Selon le premier critère, une personne ne peut résider en un lieu où elle n’est pas physiquement présente. Il est donc nécessaire qu’un éventuel citoyen fasse la preuve qu’il a été physiquement présent au Canada pendant la période exigée. Cette condition résulte de la décision rendue dans Re Pourghasemi (1993), 60 F.T.R. 122, 19 Imm. L.R. (2d) 259, au paragraphe 3 (C.F. 1re inst.), où le juge Muldoon souligne à quel point il est important qu’un éventuel nouveau citoyen s’intègre dans la société canadienne. Deux autres critères opposés représentent une approche plus souple à l’égard de la résidence. Premièrement, dans la décision Papadogiorgakis, [1978] 2 C.F. 208, 88 D.L.R. (3d) 243 (C.F. 1re inst.), le juge en chef adjoint Thurlow a conclu que la notion de résidence implique plus qu’un simple calcul de jours. Il a conclu que la résidence dépend de la mesure dans laquelle une personne, en pensée ou en fait, s’établit ou conserve ou centralise son mode de vie habituel avec son cortège de relations sociales, d’intérêts et de convenances. La question consiste donc à savoir si les liens qu’a le demandeur dénotent que le Canada est son chez-soi, indépendamment de ses absences du pays.

 

Le juge Reed a décrit la troisième approche qui, en fait, n’est qu’une extension du critère formulé par le juge Thurlow. Dans la décision Re Koo, [1993] 1 C.F. 286 59 F.T.R. 27 (C.F. 1re inst.), le juge Reed conclut que la question dont la Cour est saisie consiste à savoir si le Canada est le pays dans lequel un requérant a centralisé son mode d’existence. Il faut à cette fin  prendre plusieurs facteurs en considération :

 

1.      Le requérant était-il physiquement présent au Canada durant une période prolongée avant de s’absenter juste avant la date de sa demande de citoyenneté?

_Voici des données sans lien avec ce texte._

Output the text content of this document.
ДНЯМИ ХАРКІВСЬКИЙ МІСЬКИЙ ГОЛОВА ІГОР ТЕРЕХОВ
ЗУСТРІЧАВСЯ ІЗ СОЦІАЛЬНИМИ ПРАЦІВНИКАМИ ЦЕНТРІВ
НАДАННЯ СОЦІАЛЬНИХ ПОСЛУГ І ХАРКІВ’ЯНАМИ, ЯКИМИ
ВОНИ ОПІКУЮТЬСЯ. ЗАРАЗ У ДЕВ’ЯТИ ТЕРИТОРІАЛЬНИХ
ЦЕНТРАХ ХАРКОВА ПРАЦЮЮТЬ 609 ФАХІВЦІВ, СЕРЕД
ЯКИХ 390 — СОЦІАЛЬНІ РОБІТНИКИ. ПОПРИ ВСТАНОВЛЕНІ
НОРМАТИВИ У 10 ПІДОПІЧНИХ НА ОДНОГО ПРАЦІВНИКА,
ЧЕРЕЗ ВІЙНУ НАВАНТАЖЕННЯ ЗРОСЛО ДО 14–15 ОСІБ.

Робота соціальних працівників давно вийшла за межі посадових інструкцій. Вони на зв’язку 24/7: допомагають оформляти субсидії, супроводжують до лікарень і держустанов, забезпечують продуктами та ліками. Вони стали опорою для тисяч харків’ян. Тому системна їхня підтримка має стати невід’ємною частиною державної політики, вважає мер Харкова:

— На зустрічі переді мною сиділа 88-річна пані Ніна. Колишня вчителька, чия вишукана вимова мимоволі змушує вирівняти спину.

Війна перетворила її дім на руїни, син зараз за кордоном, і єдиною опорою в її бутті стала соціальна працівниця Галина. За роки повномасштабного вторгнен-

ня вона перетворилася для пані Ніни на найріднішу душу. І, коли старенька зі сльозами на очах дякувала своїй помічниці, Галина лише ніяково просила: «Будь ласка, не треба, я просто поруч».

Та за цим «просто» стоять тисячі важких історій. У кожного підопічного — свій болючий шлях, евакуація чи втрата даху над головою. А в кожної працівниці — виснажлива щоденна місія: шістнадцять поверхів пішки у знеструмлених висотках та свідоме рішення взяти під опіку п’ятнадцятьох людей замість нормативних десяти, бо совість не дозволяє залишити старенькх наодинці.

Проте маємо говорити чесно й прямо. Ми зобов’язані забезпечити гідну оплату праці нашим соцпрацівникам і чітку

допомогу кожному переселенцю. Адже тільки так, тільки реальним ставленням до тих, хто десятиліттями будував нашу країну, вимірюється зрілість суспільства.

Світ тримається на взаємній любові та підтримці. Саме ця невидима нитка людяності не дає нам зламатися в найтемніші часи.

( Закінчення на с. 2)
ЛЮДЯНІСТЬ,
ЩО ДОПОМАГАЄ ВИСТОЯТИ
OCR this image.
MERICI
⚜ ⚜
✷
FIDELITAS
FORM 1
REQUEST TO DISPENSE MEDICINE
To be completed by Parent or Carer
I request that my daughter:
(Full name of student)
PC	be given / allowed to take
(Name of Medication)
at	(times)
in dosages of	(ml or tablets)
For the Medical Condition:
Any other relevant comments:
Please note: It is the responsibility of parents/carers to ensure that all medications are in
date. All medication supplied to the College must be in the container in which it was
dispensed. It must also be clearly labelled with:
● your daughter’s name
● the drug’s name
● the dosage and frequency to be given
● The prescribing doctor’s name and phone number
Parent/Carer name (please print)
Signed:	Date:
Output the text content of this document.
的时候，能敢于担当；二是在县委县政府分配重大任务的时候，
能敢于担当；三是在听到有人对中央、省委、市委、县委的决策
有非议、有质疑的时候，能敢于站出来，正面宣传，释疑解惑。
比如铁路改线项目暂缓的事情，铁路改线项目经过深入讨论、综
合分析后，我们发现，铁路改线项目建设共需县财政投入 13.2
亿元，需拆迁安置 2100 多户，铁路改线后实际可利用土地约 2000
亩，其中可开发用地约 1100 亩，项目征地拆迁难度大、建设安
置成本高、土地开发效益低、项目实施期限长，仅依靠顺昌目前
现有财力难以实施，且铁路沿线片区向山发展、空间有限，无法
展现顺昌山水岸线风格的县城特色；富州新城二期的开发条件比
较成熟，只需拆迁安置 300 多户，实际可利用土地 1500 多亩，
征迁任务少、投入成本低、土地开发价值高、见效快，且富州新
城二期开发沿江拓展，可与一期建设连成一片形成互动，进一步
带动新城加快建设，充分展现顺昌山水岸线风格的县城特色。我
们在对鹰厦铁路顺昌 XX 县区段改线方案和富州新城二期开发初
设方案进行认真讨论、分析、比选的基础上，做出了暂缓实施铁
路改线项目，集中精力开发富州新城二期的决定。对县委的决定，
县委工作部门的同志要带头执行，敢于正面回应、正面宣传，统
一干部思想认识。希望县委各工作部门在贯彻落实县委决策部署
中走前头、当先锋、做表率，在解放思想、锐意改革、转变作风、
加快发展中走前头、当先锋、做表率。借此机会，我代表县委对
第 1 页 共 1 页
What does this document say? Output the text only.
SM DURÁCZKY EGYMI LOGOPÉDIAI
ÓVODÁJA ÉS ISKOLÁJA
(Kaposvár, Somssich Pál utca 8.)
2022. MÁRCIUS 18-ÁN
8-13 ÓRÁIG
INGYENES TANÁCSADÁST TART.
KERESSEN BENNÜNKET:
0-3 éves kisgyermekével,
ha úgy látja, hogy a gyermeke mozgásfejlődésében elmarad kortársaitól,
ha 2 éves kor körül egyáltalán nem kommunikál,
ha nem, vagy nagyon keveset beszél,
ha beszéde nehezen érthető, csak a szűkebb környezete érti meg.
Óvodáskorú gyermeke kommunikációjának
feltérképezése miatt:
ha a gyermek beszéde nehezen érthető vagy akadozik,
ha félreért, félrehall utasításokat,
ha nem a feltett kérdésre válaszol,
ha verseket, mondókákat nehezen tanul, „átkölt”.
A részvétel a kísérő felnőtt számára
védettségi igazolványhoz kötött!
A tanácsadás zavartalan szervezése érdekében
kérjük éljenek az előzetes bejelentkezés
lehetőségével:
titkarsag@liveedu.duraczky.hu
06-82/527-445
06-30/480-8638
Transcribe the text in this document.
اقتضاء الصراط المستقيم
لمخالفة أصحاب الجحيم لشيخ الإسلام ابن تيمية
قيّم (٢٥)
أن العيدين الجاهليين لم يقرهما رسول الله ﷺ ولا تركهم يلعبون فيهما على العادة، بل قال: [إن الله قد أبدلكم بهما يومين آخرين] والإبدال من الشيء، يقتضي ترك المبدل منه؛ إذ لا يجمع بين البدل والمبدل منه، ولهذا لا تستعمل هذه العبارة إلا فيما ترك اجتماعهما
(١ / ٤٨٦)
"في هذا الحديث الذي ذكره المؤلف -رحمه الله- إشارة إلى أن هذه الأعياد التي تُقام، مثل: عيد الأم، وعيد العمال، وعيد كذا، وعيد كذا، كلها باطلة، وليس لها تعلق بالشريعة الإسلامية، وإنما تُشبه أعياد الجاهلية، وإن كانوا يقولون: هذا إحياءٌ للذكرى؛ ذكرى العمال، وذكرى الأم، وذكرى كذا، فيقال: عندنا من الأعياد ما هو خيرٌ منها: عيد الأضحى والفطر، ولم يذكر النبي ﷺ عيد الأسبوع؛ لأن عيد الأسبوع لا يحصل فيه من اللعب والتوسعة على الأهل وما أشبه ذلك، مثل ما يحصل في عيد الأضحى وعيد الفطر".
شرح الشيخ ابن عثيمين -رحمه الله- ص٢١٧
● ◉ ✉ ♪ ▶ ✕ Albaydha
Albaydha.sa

2.      Où résident la famille proche et les personnes à charge (ainsi que la famille étendue) du requérant?

3.      La forme de présence physique du requérant au Canada dénote-t-elle que ce dernier revient dans son pays ou, alors, qu’il n’est qu’en visite?

4.      Quelle est l’étendue des absences physiques (lorsqu’il ne manque à un requérant que quelques jours pour atteindre le nombre total de 1 095 jours, il est plus facile de conclure à une résidence présumée que lorsque les absences en question sont considérables)?

5.      L’absence physique est-elle imputable à une situation manifestement temporaire (par exemple, avoir quitté le Canada pour travailler comme missionnaire, suivre des études, exécuter un emploi temporaire ou accompagner son conjoint qui a accepté un emploi temporaire à l’étranger)?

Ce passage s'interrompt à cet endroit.